I made an AI-assisted short film called “The Strays of Hiroshima,” about a puppy and a cat during the Hiroshima bombing.
A filmmaker uses four AI tools to create a poignant short about a puppy and cat during the atomic bombing.
A new short film titled 'The Strays of Hiroshima' (広島の野良たち) has gone viral, showcasing the powerful narrative potential of consumer-grade AI tools. Created by a filmmaker using the handle Sourcecode12, the project tells the poignant story of an unlikely friendship between a stray puppy and a cat in 1945 Hiroshima, whose bond is tested by the atomic bombing. The film is a significant case study in multimodal AI production, leveraging four distinct tools: ChatGPT was used to refine and optimize the narrative prompts, Nano Banana 2 handled the stylized image generation, Seedance 2.0 animated those images into video sequences, and Suno AI composed the original musical score.
This project marks a notable evolution in AI-generated content, moving beyond technical demonstrations into the realm of emotionally charged storytelling. By focusing on the innocent animal victims of a historical tragedy, the film explores themes of friendship and loss, proving AI can be directed toward serious, humanistic subjects. The viral success of 'The Strays of Hiroshima' demonstrates that compelling short-form cinema is now accessible to creators without massive budgets or studios, fundamentally lowering the barrier to entry for animated historical and dramatic storytelling.

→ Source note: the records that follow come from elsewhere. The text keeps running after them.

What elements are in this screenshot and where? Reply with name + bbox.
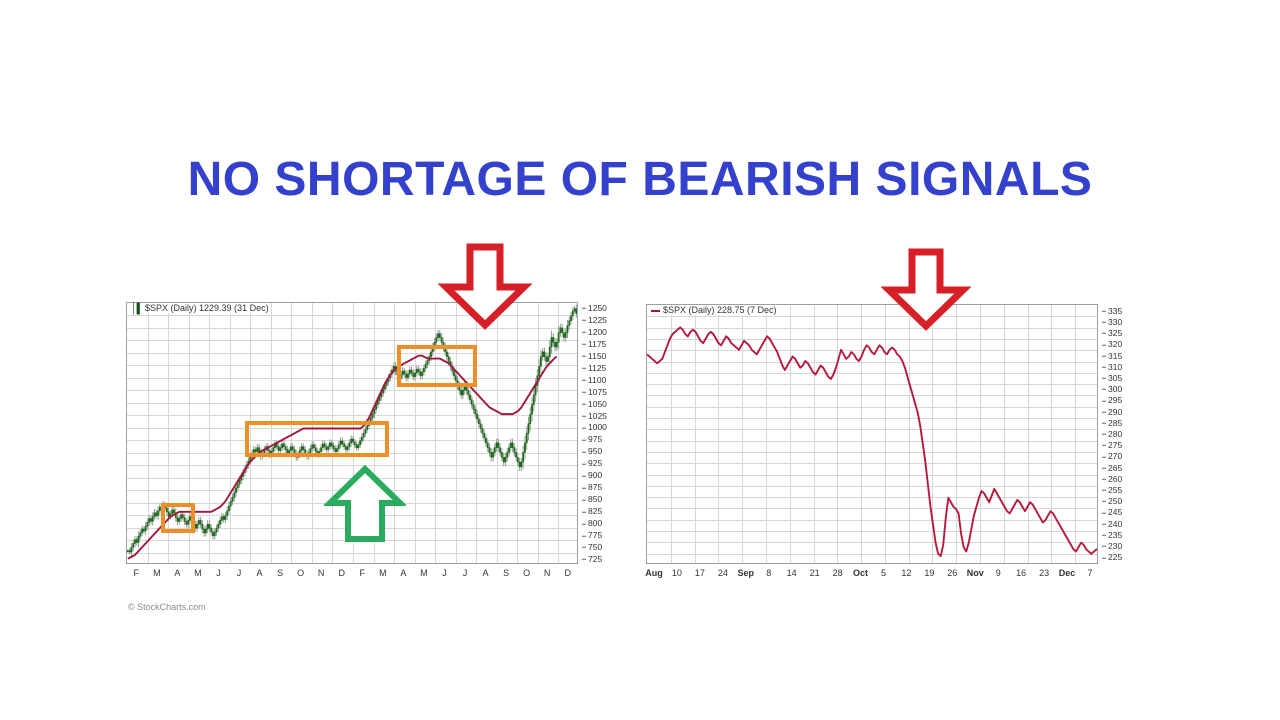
x-tick-label: 19 (924, 568, 934, 578)
y-tick-label: 975 (582, 435, 602, 444)
y-tick-label: 950 (582, 447, 602, 456)
x-tick-label: 10 (672, 568, 682, 578)
y-tick-mark (582, 416, 586, 417)
y-tick-mark (582, 451, 586, 452)
y-tick-mark (582, 404, 586, 405)
y-tick-label: 325 (1102, 329, 1122, 338)
y-tick-mark (1102, 389, 1106, 390)
x-tick-label: 12 (901, 568, 911, 578)
left-chart-header: │▌$SPX (Daily) 1229.39 (31 Dec) (129, 303, 271, 313)
right-chart-plot-area (646, 304, 1098, 564)
y-tick-mark (582, 308, 586, 309)
x-tick-label: O (297, 568, 304, 578)
y-tick-mark (582, 487, 586, 488)
y-tick-label: 250 (1102, 497, 1122, 506)
y-tick-label: 850 (582, 495, 602, 504)
x-tick-label: 7 (1087, 568, 1092, 578)
line-series-glyph-icon (651, 310, 660, 312)
y-tick-mark (582, 427, 586, 428)
x-tick-label: F (134, 568, 140, 578)
x-tick-label: S (277, 568, 283, 578)
y-tick-label: 335 (1102, 306, 1122, 315)
y-tick-mark (1102, 490, 1106, 491)
y-tick-label: 310 (1102, 363, 1122, 372)
x-tick-label: M (420, 568, 428, 578)
y-tick-label: 825 (582, 507, 602, 516)
x-tick-label: J (463, 568, 468, 578)
y-tick-label: 1200 (582, 327, 607, 336)
left-chart-header-text: $SPX (Daily) 1229.39 (31 Dec) (145, 303, 269, 313)
y-tick-label: 1175 (582, 339, 606, 348)
y-tick-mark (582, 511, 586, 512)
y-tick-mark (1102, 535, 1106, 536)
y-tick-mark (582, 392, 586, 393)
x-tick-label: Sep (738, 568, 755, 578)
x-tick-label: F (360, 568, 366, 578)
x-tick-label: M (153, 568, 161, 578)
y-tick-mark (1102, 322, 1106, 323)
y-tick-label: 800 (582, 519, 602, 528)
y-tick-label: 280 (1102, 430, 1122, 439)
arrow-down-icon (437, 243, 533, 331)
y-tick-mark (582, 332, 586, 333)
y-tick-label: 1125 (582, 363, 606, 372)
x-tick-label: S (503, 568, 509, 578)
y-tick-label: 305 (1102, 374, 1122, 383)
red-down-arrow-right (881, 248, 971, 332)
x-tick-label: A (483, 568, 489, 578)
y-tick-label: 330 (1102, 318, 1122, 327)
y-tick-mark (582, 439, 586, 440)
x-tick-label: 16 (1016, 568, 1026, 578)
y-tick-label: 240 (1102, 519, 1122, 528)
left-chart-y-axis: 1250122512001175115011251100107510501025… (582, 302, 626, 564)
y-tick-mark (1102, 423, 1106, 424)
x-tick-label: N (318, 568, 325, 578)
x-tick-label: Oct (853, 568, 868, 578)
x-tick-label: 23 (1039, 568, 1049, 578)
y-tick-label: 875 (582, 483, 602, 492)
x-tick-label: Nov (967, 568, 984, 578)
x-tick-label: 26 (947, 568, 957, 578)
x-tick-label: 5 (881, 568, 886, 578)
right-chart-header-text: $SPX (Daily) 228.75 (7 Dec) (663, 305, 777, 315)
y-tick-mark (1102, 412, 1106, 413)
x-tick-label: 24 (718, 568, 728, 578)
x-tick-label: 17 (695, 568, 705, 578)
arrow-up-icon (324, 465, 406, 543)
y-tick-label: 1000 (582, 423, 607, 432)
y-tick-label: 315 (1102, 351, 1122, 360)
y-tick-mark (1102, 456, 1106, 457)
x-tick-label: A (174, 568, 180, 578)
y-tick-mark (1102, 501, 1106, 502)
y-tick-label: 275 (1102, 441, 1122, 450)
y-tick-mark (1102, 344, 1106, 345)
y-tick-mark (1102, 311, 1106, 312)
y-tick-mark (1102, 524, 1106, 525)
x-tick-label: 28 (833, 568, 843, 578)
x-tick-label: Dec (1059, 568, 1076, 578)
y-tick-mark (582, 547, 586, 548)
y-tick-label: 245 (1102, 508, 1122, 517)
y-tick-label: 235 (1102, 531, 1122, 540)
y-tick-mark (582, 380, 586, 381)
left-chart-x-axis: FMAMJJASONDFMAMJJASOND (126, 568, 578, 584)
page-title: NO SHORTAGE OF BEARISH SIGNALS (0, 152, 1280, 207)
x-tick-label: 21 (810, 568, 820, 578)
y-tick-label: 750 (582, 543, 602, 552)
x-tick-label: J (442, 568, 447, 578)
y-tick-label: 265 (1102, 463, 1122, 472)
y-tick-label: 775 (582, 531, 602, 540)
x-tick-label: M (194, 568, 202, 578)
x-tick-label: M (379, 568, 387, 578)
x-tick-label: A (400, 568, 406, 578)
y-tick-mark (1102, 512, 1106, 513)
y-tick-mark (1102, 557, 1106, 558)
right-chart-panel: $SPX (Daily) 228.75 (7 Dec) 335330325320… (640, 296, 1140, 596)
y-tick-label: 285 (1102, 419, 1122, 428)
y-tick-mark (1102, 378, 1106, 379)
y-tick-label: 900 (582, 471, 602, 480)
x-tick-label: A (257, 568, 263, 578)
y-tick-label: 295 (1102, 396, 1122, 405)
stockcharts-watermark: © StockCharts.com (128, 602, 206, 612)
y-tick-mark (1102, 400, 1106, 401)
y-tick-label: 270 (1102, 452, 1122, 461)
arrow-down-icon (881, 248, 971, 332)
y-tick-mark (582, 475, 586, 476)
slide-root: NO SHORTAGE OF BEARISH SIGNALS │▌$SPX (D… (0, 0, 1280, 720)
y-tick-mark (582, 344, 586, 345)
right-chart-svg (647, 305, 1098, 564)
y-tick-label: 1025 (582, 411, 607, 420)
y-tick-label: 725 (582, 555, 602, 564)
y-tick-label: 1150 (582, 351, 606, 360)
x-tick-label: Aug (645, 568, 663, 578)
y-tick-label: 260 (1102, 475, 1122, 484)
y-tick-label: 230 (1102, 542, 1122, 551)
red-down-arrow-left (437, 243, 533, 331)
y-tick-mark (1102, 468, 1106, 469)
right-chart-x-axis: Aug101724Sep8142128Oct5121926Nov91623Dec… (646, 568, 1098, 584)
y-tick-mark (1102, 546, 1106, 547)
x-tick-label: 8 (766, 568, 771, 578)
y-tick-label: 290 (1102, 407, 1122, 416)
x-tick-label: J (237, 568, 242, 578)
y-tick-mark (1102, 434, 1106, 435)
left-chart-panel: │▌$SPX (Daily) 1229.39 (31 Dec) 12501225… (120, 296, 590, 616)
x-tick-label: D (338, 568, 345, 578)
right-chart-y-axis: 3353303253203153103053002952902852802752… (1102, 304, 1146, 564)
x-tick-label: N (544, 568, 551, 578)
x-tick-label: 9 (996, 568, 1001, 578)
y-tick-mark (1102, 356, 1106, 357)
y-tick-label: 320 (1102, 340, 1122, 349)
x-tick-label: 14 (787, 568, 797, 578)
y-tick-label: 225 (1102, 553, 1122, 562)
y-tick-label: 1250 (582, 303, 607, 312)
y-tick-mark (582, 535, 586, 536)
y-tick-label: 1075 (582, 387, 607, 396)
y-tick-mark (582, 368, 586, 369)
y-tick-mark (582, 499, 586, 500)
y-tick-mark (582, 523, 586, 524)
y-tick-mark (582, 559, 586, 560)
y-tick-mark (582, 356, 586, 357)
y-tick-mark (582, 320, 586, 321)
x-tick-label: D (564, 568, 571, 578)
y-tick-mark (1102, 445, 1106, 446)
x-tick-label: J (216, 568, 221, 578)
candlestick-glyph-icon: │▌ (131, 303, 143, 314)
y-tick-mark (1102, 479, 1106, 480)
right-chart-header: $SPX (Daily) 228.75 (7 Dec) (649, 305, 779, 315)
y-tick-label: 255 (1102, 486, 1122, 495)
y-tick-label: 925 (582, 459, 602, 468)
x-tick-label: O (523, 568, 530, 578)
y-tick-mark (1102, 367, 1106, 368)
green-up-arrow (324, 465, 406, 543)
y-tick-label: 1100 (582, 375, 606, 384)
y-tick-label: 300 (1102, 385, 1122, 394)
y-tick-mark (1102, 333, 1106, 334)
y-tick-mark (582, 463, 586, 464)
y-tick-label: 1225 (582, 315, 607, 324)
y-tick-label: 1050 (582, 399, 607, 408)
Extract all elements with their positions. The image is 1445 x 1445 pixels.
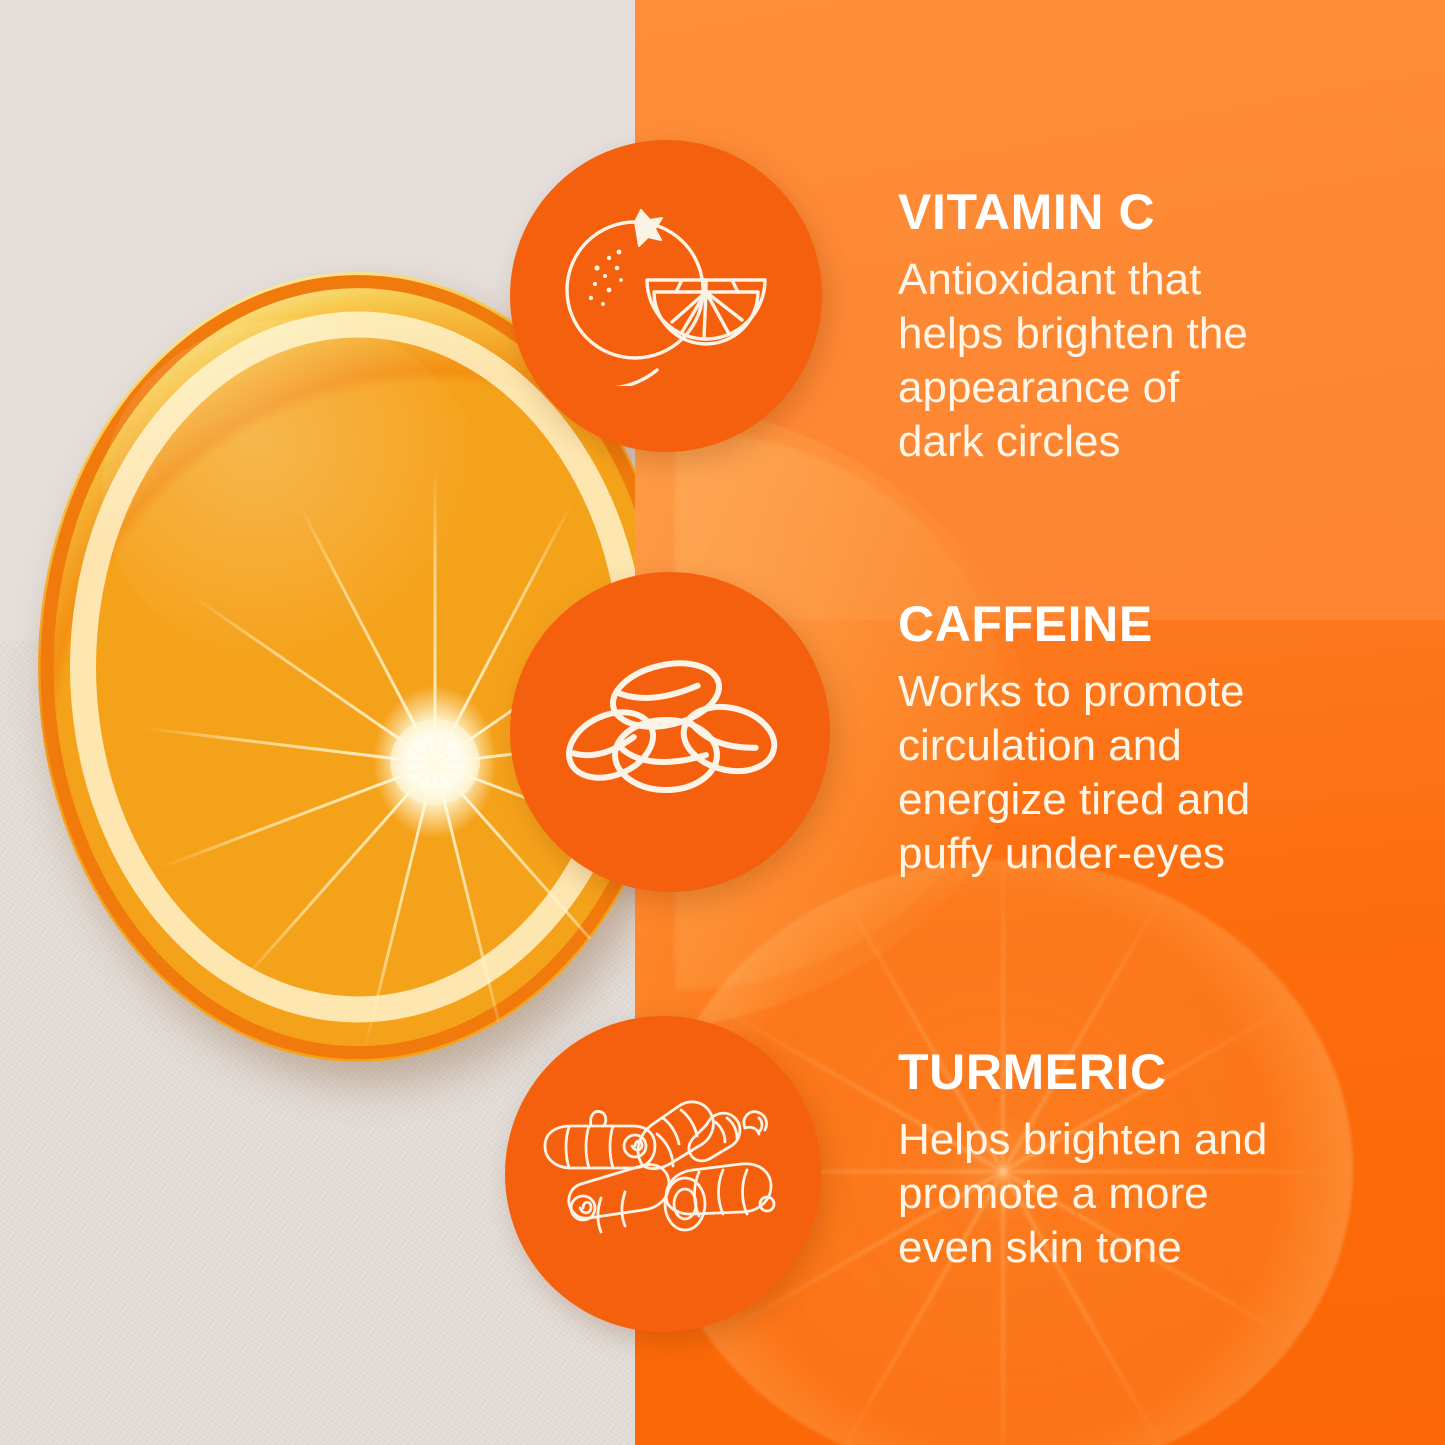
photo-highlight — [102, 319, 486, 667]
coffee-beans-icon — [563, 657, 778, 807]
benefit-title: TURMERIC — [898, 1046, 1348, 1099]
ingredient-badge-turmeric[interactable] — [505, 1016, 821, 1332]
ingredient-benefits-infographic: VITAMIN C Antioxidant that helps brighte… — [0, 0, 1445, 1445]
benefit-body: Works to promote circulation and energiz… — [898, 665, 1338, 881]
orange-segment-divider — [433, 469, 436, 763]
ingredient-badge-caffeine[interactable] — [510, 572, 830, 892]
benefit-title: VITAMIN C — [898, 186, 1328, 239]
orange-wedge-icon — [647, 280, 765, 344]
benefit-text-turmeric: TURMERIC Helps brighten and promote a mo… — [898, 1046, 1348, 1275]
benefit-title: CAFFEINE — [898, 598, 1338, 651]
benefit-body: Antioxidant that helps brighten the appe… — [898, 253, 1328, 469]
benefit-body: Helps brighten and promote a more even s… — [898, 1113, 1348, 1275]
orange-texture-dots — [589, 250, 623, 306]
orange-fruit-icon — [551, 206, 781, 386]
ingredient-badge-vitamin-c[interactable] — [510, 140, 822, 452]
turmeric-root-icon — [539, 1094, 787, 1254]
benefit-text-vitamin-c: VITAMIN C Antioxidant that helps brighte… — [898, 186, 1328, 469]
benefit-text-caffeine: CAFFEINE Works to promote circulation an… — [898, 598, 1338, 881]
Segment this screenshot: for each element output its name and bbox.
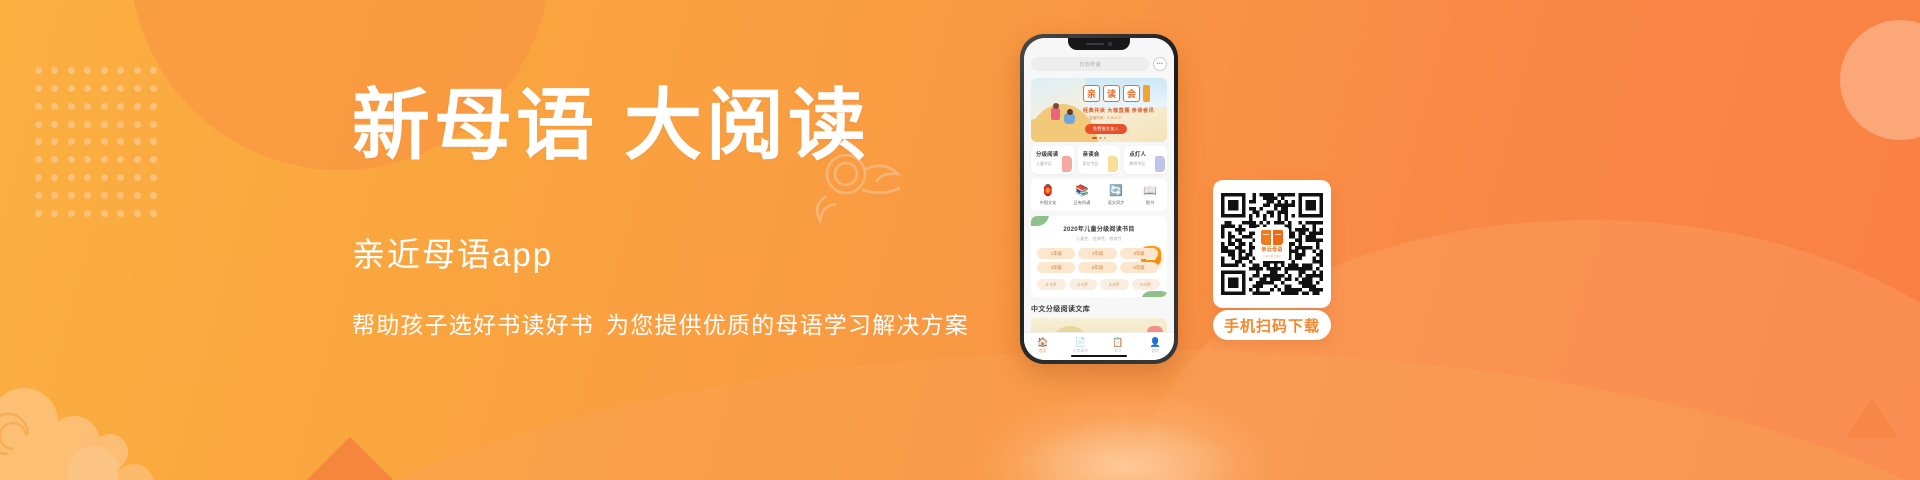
grade-chip-row: 1年级 2年级 3年级 4年级 5年级 6年级 (1037, 248, 1161, 273)
app-name-subtitle: 亲近母语app (352, 228, 1012, 276)
grid-dot (134, 210, 141, 217)
entry-card-lamplighter[interactable]: 点灯人 教师专区 (1124, 146, 1167, 174)
tab-label: 首页 (1024, 349, 1062, 354)
grid-dot (68, 174, 75, 181)
phone-mockup: 日有所诵 ••• 亲 读 会 (1020, 34, 1178, 364)
hero-child-illustration-2 (1064, 113, 1075, 124)
scan-download-button[interactable]: 手机扫码下载 (1213, 310, 1331, 340)
grid-dot (68, 103, 75, 110)
grid-dot (150, 85, 157, 92)
book-icon (1155, 156, 1165, 172)
grid-dot (134, 121, 141, 128)
decor-phone-glow (975, 390, 1275, 480)
library-section-title: 中文分级阅读文库 (1031, 304, 1167, 314)
grid-dot (150, 67, 157, 74)
sync-icon: 🔄 (1099, 185, 1133, 197)
grid-dot (150, 138, 157, 145)
qr-center-logo: 亲近母语 让孩子爱上阅读 (1255, 227, 1289, 261)
grid-dot (51, 156, 58, 163)
leaf-decor-icon (1141, 291, 1167, 297)
grid-dot (51, 85, 58, 92)
entry-card-reading-club[interactable]: 亲读会 家长专区 (1078, 146, 1121, 174)
grid-dot (51, 121, 58, 128)
copy-block: 新母语大阅读 亲近母语app 帮助孩子选好书读好书为您提供优质的母语学习解决方案 (352, 86, 1012, 340)
age-chip[interactable]: 4-5岁 (1100, 279, 1129, 290)
nav-label: 语文同步 (1099, 200, 1133, 206)
decor-diamond (305, 437, 396, 480)
nav-item-chinese-culture[interactable]: 🏮 中国文化 (1031, 185, 1065, 206)
grid-dot (117, 156, 124, 163)
hero-seal-decor (1143, 85, 1150, 102)
grid-dot (84, 85, 91, 92)
grid-dot (35, 138, 42, 145)
grade-chip[interactable]: 5年级 (1078, 262, 1116, 273)
booklist-title: 2020年儿童分级阅读书目 (1037, 224, 1161, 233)
message-icon: ••• (1157, 62, 1164, 67)
phone-notch (1068, 38, 1130, 50)
entry-cards: 分级阅读 儿童专区 亲读会 家长专区 点灯人 教师专区 (1031, 146, 1167, 174)
clipboard-icon: 📋 (1099, 337, 1137, 347)
grid-dot (68, 138, 75, 145)
grid-dot (68, 67, 75, 74)
carousel-dot[interactable] (1099, 137, 1102, 140)
grid-dot (51, 210, 58, 217)
grid-dot (117, 192, 124, 199)
grid-dot (68, 210, 75, 217)
grid-dot (35, 85, 42, 92)
tab-reading[interactable]: 📄 小步读书 (1062, 337, 1100, 354)
grid-dot (84, 67, 91, 74)
grade-chip[interactable]: 1年级 (1037, 248, 1075, 259)
grid-dot (134, 138, 141, 145)
decor-band-bottom (200, 350, 1920, 480)
document-icon: 📄 (1062, 337, 1100, 347)
grid-dot (51, 174, 58, 181)
grid-dot (35, 210, 42, 217)
search-row: 日有所诵 ••• (1024, 54, 1174, 76)
tab-label: 学习 (1099, 349, 1137, 354)
decor-phone-glow-inner (1010, 418, 1240, 480)
grid-dot (51, 192, 58, 199)
grid-dot (134, 85, 141, 92)
phone-inner-frame: 日有所诵 ••• 亲 读 会 (1024, 38, 1174, 360)
nav-item-language-sync[interactable]: 🔄 语文同步 (1099, 185, 1133, 206)
grid-dot (117, 138, 124, 145)
grid-dot (68, 156, 75, 163)
hero-title-char-3: 会 (1123, 85, 1140, 102)
grid-dot (134, 156, 141, 163)
grid-dot (117, 67, 124, 74)
grid-dot (134, 192, 141, 199)
tagline-part-1: 帮助孩子选好书读好书 (352, 312, 594, 338)
tagline-part-2: 为您提供优质的母语学习解决方案 (606, 312, 969, 338)
headline-part-2: 大阅读 (624, 80, 870, 171)
book-left-page (1261, 230, 1271, 245)
grid-dot (117, 103, 124, 110)
camera-icon (1108, 42, 1112, 46)
grid-dot (84, 138, 91, 145)
grid-dot (101, 85, 108, 92)
grid-dot (101, 67, 108, 74)
grid-dot (51, 67, 58, 74)
nav-label: 图书 (1133, 200, 1167, 206)
book-logo-icon (1261, 230, 1283, 245)
tab-label: 小步读书 (1062, 349, 1100, 354)
promo-banner: 新母语大阅读 亲近母语app 帮助孩子选好书读好书为您提供优质的母语学习解决方案… (0, 0, 1920, 480)
hero-title: 亲 读 会 (1083, 85, 1150, 102)
carousel-dot-active[interactable] (1092, 137, 1097, 140)
hero-child-illustration-1 (1051, 107, 1060, 120)
qr-code-card: 亲近母语 让孩子爱上阅读 (1213, 180, 1331, 308)
grid-dot (150, 121, 157, 128)
headline-part-1: 新母语 (352, 80, 598, 171)
grid-dot (84, 121, 91, 128)
grid-dot (68, 192, 75, 199)
cloud-motif-icon (0, 370, 162, 480)
book-icon (1108, 156, 1118, 172)
decor-dot-grid (30, 62, 162, 222)
lantern-icon: 🏮 (1031, 185, 1065, 197)
book-icon (1062, 156, 1072, 172)
home-icon: 🏠 (1024, 337, 1062, 347)
grid-dot (101, 103, 108, 110)
grid-dot (101, 156, 108, 163)
nav-item-books[interactable]: 📖 图书 (1133, 185, 1167, 206)
nav-label: 中国文化 (1031, 200, 1065, 206)
grid-dot (35, 121, 42, 128)
icon-nav-row: 🏮 中国文化 📚 日有所诵 🔄 语文同步 📖 图书 (1031, 179, 1167, 211)
message-button[interactable]: ••• (1153, 57, 1167, 71)
grid-dot (68, 85, 75, 92)
grade-chip[interactable]: 4年级 (1037, 262, 1075, 273)
grid-dot (35, 174, 42, 181)
hero-subtitle: 经典共读 大咖直播 亲读者讯 (1083, 107, 1154, 114)
tab-profile[interactable]: 👤 我的 (1137, 337, 1175, 354)
grid-dot (35, 156, 42, 163)
hero-date: 直播时间：9.16-9.27 (1089, 116, 1122, 121)
tab-home[interactable]: 🏠 首页 (1024, 337, 1062, 354)
grid-dot (134, 67, 141, 74)
grid-dot (84, 103, 91, 110)
grid-dot (35, 192, 42, 199)
grid-dot (84, 156, 91, 163)
grid-dot (84, 192, 91, 199)
entry-card-graded-reading[interactable]: 分级阅读 儿童专区 (1031, 146, 1074, 174)
home-indicator (1071, 355, 1127, 358)
grid-dot (35, 103, 42, 110)
user-icon: 👤 (1137, 337, 1175, 347)
age-chip[interactable]: 0-3岁 (1037, 279, 1066, 290)
scan-download-label: 手机扫码下载 (1224, 315, 1320, 336)
grid-dot (68, 121, 75, 128)
hero-cta-button[interactable]: 免费报名加入 (1085, 124, 1127, 134)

- Combined four AI tools (ChatGPT, Nano Banana 2, Seedance 2.0, Suno AI) for a complete film pipeline.
- Tells a serious historical narrative about animal perspectives during the 1945 Hiroshima atomic bombing.
- Demonstrates the accessibility of professional-grade animated storytelling for individual creators.
Why It Matters
It proves AI tools can create serious, emotional art, lowering barriers for independent historical storytelling.